Model de la gestion financière
Processus du recouvrement de l’eau :
Fixation de tarification
L’Eau et le soleil sont considérés comme des biens communs et gratuits, mais leur exploitation ne l’est pas. D’où la nécessité d’adopter un moyen pour assurer la préservation des équipements installés.
Chaque association fixe un prix par volume consommé suivant des tranches. Le tarif est différent d’un village à l’autre et dépend de la quantité existante de l’eau (abondante ou peux) et suivant les périodes de l’année (l’hiver ou l’été), exemple:
- Tarification par volume de consommation : le nombre de volume consommé à multiplié par le prix unitaire de la consommation
- Tarification par m3 et par personne (exemple si le coût est de 1dh /m3 et que chaque personne a droit à 1m3 alors dans un foyer ou il y a 10 personnes il paieront 1 Dh pour 10m3)
Adhésion à un compte mutuel des associations de l’eau
Au préalable des premières installations, pour couvrir les frais d’exploitation, il a été convenu que chaque association villageoise maintien ses recettes tirés de la vente de l’eau dans un compte bancaire. Toutefois l’analyse de cette première étape ressort la difficulté financière des associations à faire face à des pannes importantes s’ils affectent la pompe ou le convertisseur. D’où l’idée de constituer une épargne par le biais d’abonnement à un compte commun des associations de l’eau. A cet égard, un compte bancaire a été ouvert et gérer par l’Association Tichka.
Mise en marche du contrat de maintenance
C’est la troisième étape du processus. Quoiqu’il y ait la constitution d’une épargne, la maintenance est hors la portée des associations villageoises vu le manque de compétence qualifié dans le domaine. Alors pour garantir vraiment la pérennité des systèmes solaires de pompage de l’eau, il faut avoir un service technique professionnel et disposé à faire face rapidement aux différentes pannes.
Pour cela l’Association Tichka a étudié avec les usagers, la possibilité de mettre en marche un contrat de maintenance. Le projet consiste à déléguer le service après vente à une entreprise privé dans un cadre de partenariat financièrement supportable par les associations et rentable à l’entreprise privé et supervisé par l’Association Tichka. Le coût du contrat dépend des prestations fournies avec une rémunération fixe de 10 DH par compteur pour la maintenance préventive.

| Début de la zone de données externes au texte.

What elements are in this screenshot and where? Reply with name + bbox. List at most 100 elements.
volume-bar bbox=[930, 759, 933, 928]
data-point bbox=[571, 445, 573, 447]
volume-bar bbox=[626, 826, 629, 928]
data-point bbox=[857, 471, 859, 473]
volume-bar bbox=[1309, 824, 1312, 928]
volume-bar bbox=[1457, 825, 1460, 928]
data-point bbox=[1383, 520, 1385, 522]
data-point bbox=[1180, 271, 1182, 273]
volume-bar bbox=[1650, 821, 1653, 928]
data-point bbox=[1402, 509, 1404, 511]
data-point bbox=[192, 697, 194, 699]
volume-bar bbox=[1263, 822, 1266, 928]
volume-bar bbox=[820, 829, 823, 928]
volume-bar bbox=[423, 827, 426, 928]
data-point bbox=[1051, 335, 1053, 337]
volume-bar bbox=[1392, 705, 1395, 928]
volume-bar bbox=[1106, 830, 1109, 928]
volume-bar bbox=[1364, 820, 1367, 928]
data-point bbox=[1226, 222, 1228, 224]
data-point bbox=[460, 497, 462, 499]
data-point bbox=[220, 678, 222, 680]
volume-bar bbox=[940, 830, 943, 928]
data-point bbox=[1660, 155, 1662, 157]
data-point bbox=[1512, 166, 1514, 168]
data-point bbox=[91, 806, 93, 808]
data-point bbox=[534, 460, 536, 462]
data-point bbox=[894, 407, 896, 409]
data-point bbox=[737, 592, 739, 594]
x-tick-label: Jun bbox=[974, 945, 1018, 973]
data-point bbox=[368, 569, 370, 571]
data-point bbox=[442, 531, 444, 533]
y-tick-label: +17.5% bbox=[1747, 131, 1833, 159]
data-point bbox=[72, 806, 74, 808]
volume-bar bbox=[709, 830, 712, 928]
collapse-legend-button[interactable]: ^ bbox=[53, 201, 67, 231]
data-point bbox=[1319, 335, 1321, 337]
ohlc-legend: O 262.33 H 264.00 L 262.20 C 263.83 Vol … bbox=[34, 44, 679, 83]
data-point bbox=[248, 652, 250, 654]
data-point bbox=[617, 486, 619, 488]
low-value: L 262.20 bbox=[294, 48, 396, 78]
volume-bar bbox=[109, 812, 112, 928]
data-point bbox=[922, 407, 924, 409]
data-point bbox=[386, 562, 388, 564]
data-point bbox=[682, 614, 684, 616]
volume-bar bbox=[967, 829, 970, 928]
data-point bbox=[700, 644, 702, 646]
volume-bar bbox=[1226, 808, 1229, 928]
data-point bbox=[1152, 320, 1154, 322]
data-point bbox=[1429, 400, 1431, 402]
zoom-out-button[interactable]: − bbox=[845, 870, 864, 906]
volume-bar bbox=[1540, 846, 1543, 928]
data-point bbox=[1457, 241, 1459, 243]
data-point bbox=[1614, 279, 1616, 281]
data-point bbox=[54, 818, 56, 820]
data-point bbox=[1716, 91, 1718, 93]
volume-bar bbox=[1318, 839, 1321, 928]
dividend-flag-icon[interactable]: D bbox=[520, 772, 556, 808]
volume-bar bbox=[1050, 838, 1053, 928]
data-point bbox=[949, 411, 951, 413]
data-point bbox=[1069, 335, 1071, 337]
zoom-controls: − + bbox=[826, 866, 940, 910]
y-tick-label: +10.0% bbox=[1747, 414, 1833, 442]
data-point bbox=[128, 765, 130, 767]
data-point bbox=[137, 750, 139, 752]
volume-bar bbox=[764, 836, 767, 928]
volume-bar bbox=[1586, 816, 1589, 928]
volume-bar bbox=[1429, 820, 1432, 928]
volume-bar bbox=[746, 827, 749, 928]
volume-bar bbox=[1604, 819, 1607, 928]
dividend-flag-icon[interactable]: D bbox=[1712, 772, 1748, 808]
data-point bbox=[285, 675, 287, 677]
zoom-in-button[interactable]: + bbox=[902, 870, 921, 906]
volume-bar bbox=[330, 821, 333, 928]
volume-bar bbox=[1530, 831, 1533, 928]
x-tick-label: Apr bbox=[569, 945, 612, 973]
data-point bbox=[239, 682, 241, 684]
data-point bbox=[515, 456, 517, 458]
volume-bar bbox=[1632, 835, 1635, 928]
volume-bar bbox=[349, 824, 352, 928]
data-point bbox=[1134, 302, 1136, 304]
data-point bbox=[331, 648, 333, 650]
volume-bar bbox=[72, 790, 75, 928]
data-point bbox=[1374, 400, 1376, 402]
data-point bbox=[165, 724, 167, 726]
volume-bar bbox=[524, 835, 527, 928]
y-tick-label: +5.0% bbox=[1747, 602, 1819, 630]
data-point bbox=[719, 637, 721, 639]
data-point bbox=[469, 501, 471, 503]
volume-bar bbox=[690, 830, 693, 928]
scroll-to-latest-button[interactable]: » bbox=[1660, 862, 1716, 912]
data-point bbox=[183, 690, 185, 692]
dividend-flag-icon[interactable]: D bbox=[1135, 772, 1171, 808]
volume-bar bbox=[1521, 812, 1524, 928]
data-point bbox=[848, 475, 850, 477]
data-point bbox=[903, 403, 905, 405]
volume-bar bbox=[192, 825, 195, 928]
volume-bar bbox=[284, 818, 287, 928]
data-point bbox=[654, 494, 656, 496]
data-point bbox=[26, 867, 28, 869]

Nous avons initiés ce mode de gestion avec une quinzaine d’associations. Notons bien que ce projet est dans sa phase pilote. L’évaluation nous montrera sa continuité ou sa remodelage.
Evolution de la dynamique social et économique à travers l’organisation communautaire
La réalité du terrain démontre que le processus d’organisation d’une communauté à une association de gestion de l’eau permet d’améliorer la gouvernance locale et à dynamiser l’organisation communautaire, elle contribue ainsi à une redéfinition du développement local.
Expérience du village Zaouite sidi Ahmed
Il s’agit d’un village situé à 22 km de la ville de Ouarzazate avec une population de moins de 200 habitants. La communauté de ce village a commencé par s’organiser autours d’un projet d’adduction d’eau potable, en association villageoise. Une fois appropriée, l’association est mobilisée dans la réalisation d’un projet agricole intégrée: Il s’agit d’un verger d’amandier et d’oliviers sur une superficie de 14 ha établie dans un terrain collectif. La réussite de ce projet mène à la mise en place d’un nouveau projet intégré composé de: la construction et l’équipement d’une bergerie, la construction et l’équipement d’une unité de trituration et la construction et l’équipement d’un poulailler. Le système de pompage de l’eau d’irrigation est un système photovoltaïque. La méthode d’irrigation utilisé est le goutte à goutte organisé par secteurs.